Figure 1 Spending Patterns by Cohort
The one person HH annual spending held constant from age 45 through 65, and then decreased about 15% through age 75. The two person HH annual spending increased from age 45 through 55, was constant for ten years, and then decreased.
While planning for retirement from a financial standpoint, people tend not to plan what they will actually do in retirement until it’s time to do it. One line of reasoning goes: retirees suddenly have a lot more time, so they spend more of it – and therefore, more money – on things they enjoy, like travel, hobbies, and grandchildren. And while you may spend less on pleasure activities as you get older, it is very rare to avoid spending more with each passing year on healthcare.
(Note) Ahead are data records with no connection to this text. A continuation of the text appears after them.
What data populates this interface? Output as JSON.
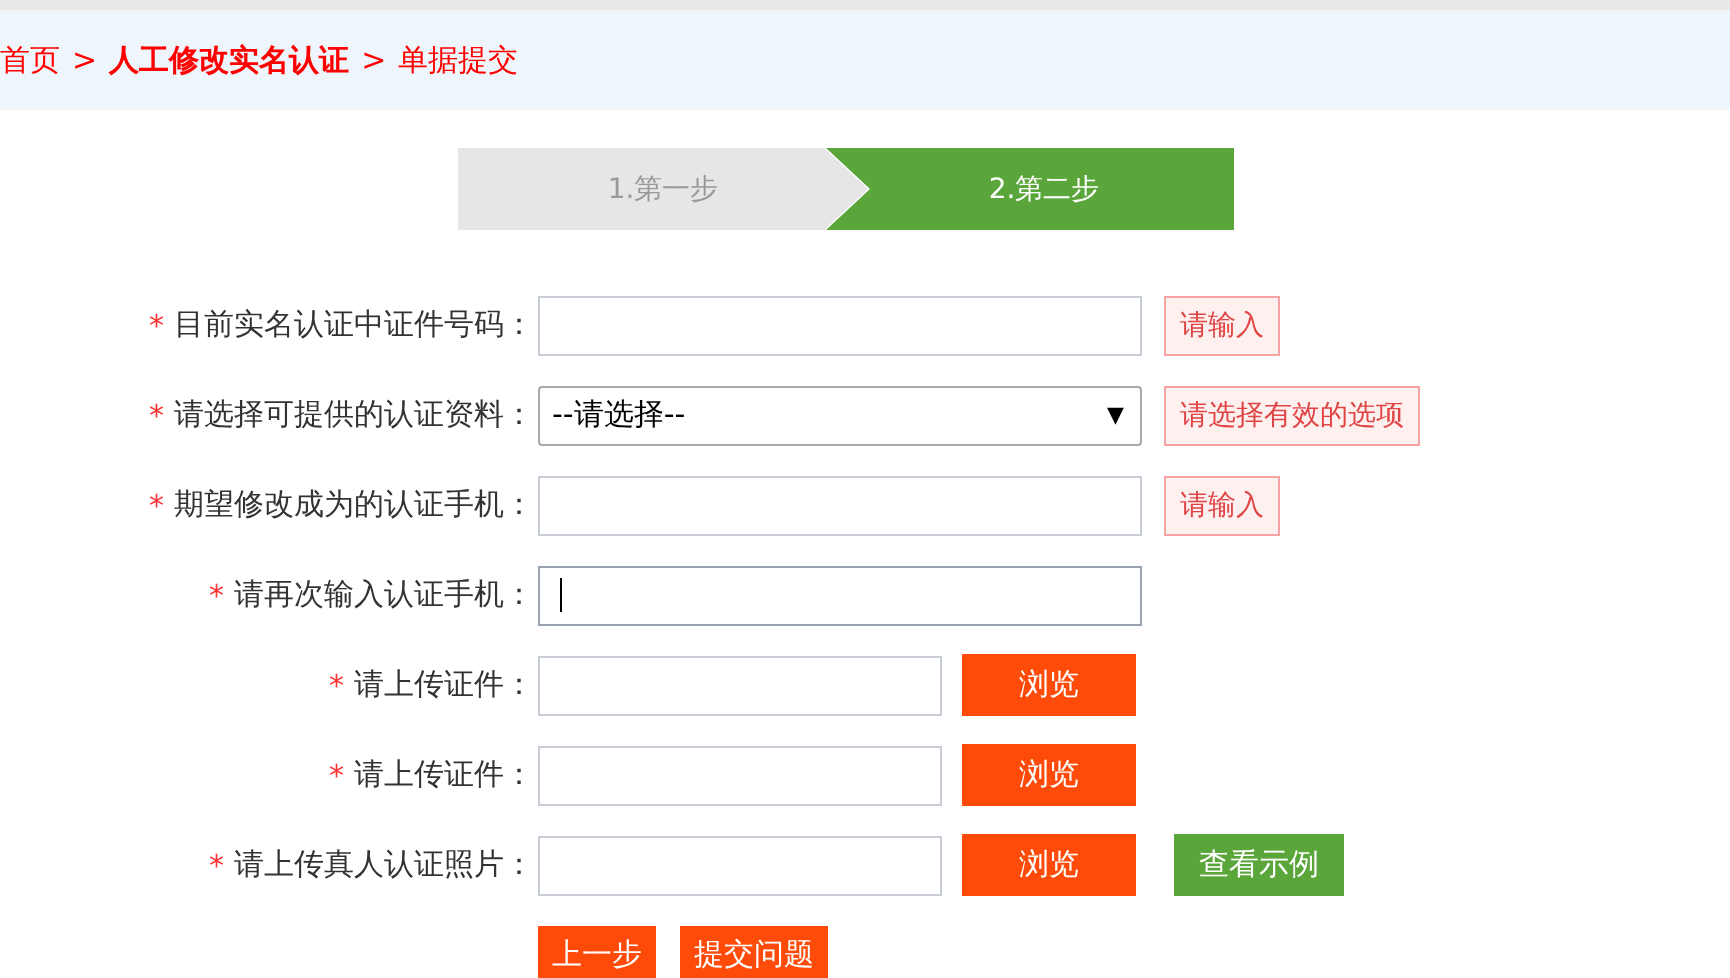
{
  "breadcrumb": [
    {
      "kind": "link",
      "text": "首页"
    },
    {
      "kind": "sep",
      "text": ">"
    },
    {
      "kind": "strong",
      "text": "人工修改实名认证"
    },
    {
      "kind": "sep",
      "text": ">"
    },
    {
      "kind": "plain",
      "text": "单据提交"
    }
  ],
  "steps": [
    {
      "label": "1.第一步",
      "selected": false
    },
    {
      "label": "2.第二步",
      "selected": true
    }
  ],
  "form": [
    {
      "mark": "*",
      "label": "目前实名认证中证件号码：",
      "field": {
        "kind": "text",
        "focused": false
      },
      "hint": "请输入"
    },
    {
      "mark": "*",
      "label": "请选择可提供的认证资料：",
      "field": {
        "kind": "select",
        "value": "--请选择--",
        "arrow": "▼"
      },
      "hint": "请选择有效的选项"
    },
    {
      "mark": "*",
      "label": "期望修改成为的认证手机：",
      "field": {
        "kind": "text",
        "focused": false
      },
      "hint": "请输入"
    },
    {
      "mark": "*",
      "label": "请再次输入认证手机：",
      "field": {
        "kind": "text",
        "focused": true
      }
    },
    {
      "mark": "*",
      "label": "请上传证件：",
      "field": {
        "kind": "file",
        "button": "浏览"
      }
    },
    {
      "mark": "*",
      "label": "请上传证件：",
      "field": {
        "kind": "file",
        "button": "浏览"
      }
    },
    {
      "mark": "*",
      "label": "请上传真人认证照片：",
      "field": {
        "kind": "file",
        "button": "浏览"
      },
      "extra_button": "查看示例"
    }
  ],
  "actions": [
    "上一步",
    "提交问题"
  ]
}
4. Failing to allow for enough for healthcare
There are two primary reasons people do this: they neglect to plan for illnesses, especially those requiring long-term care, and they make incorrect assumptions about how long they will live. Many people make the mistake of thinking they will die relatively close to the age of life expectancy, but as medicine and technology improve every year, the average life expectancy goes up. If you live longer than your plans allow for, you risk of running out of money and being forced to apply for Medicaid, which can seriously limit the amount and quality of care you can receive. Further, roughly half of the population will die before achieving the average life expectancy, and roughly the other half will die after achieving it.
Your “golden years” can be one of the most rewarding seasons of life if you have planned well, and a time of stress and uncertainty if you haven’t. An experienced financial advisor can help you take a lot of the guess work out of planning and help you make sure you can retire on time and have the funds to enjoy it.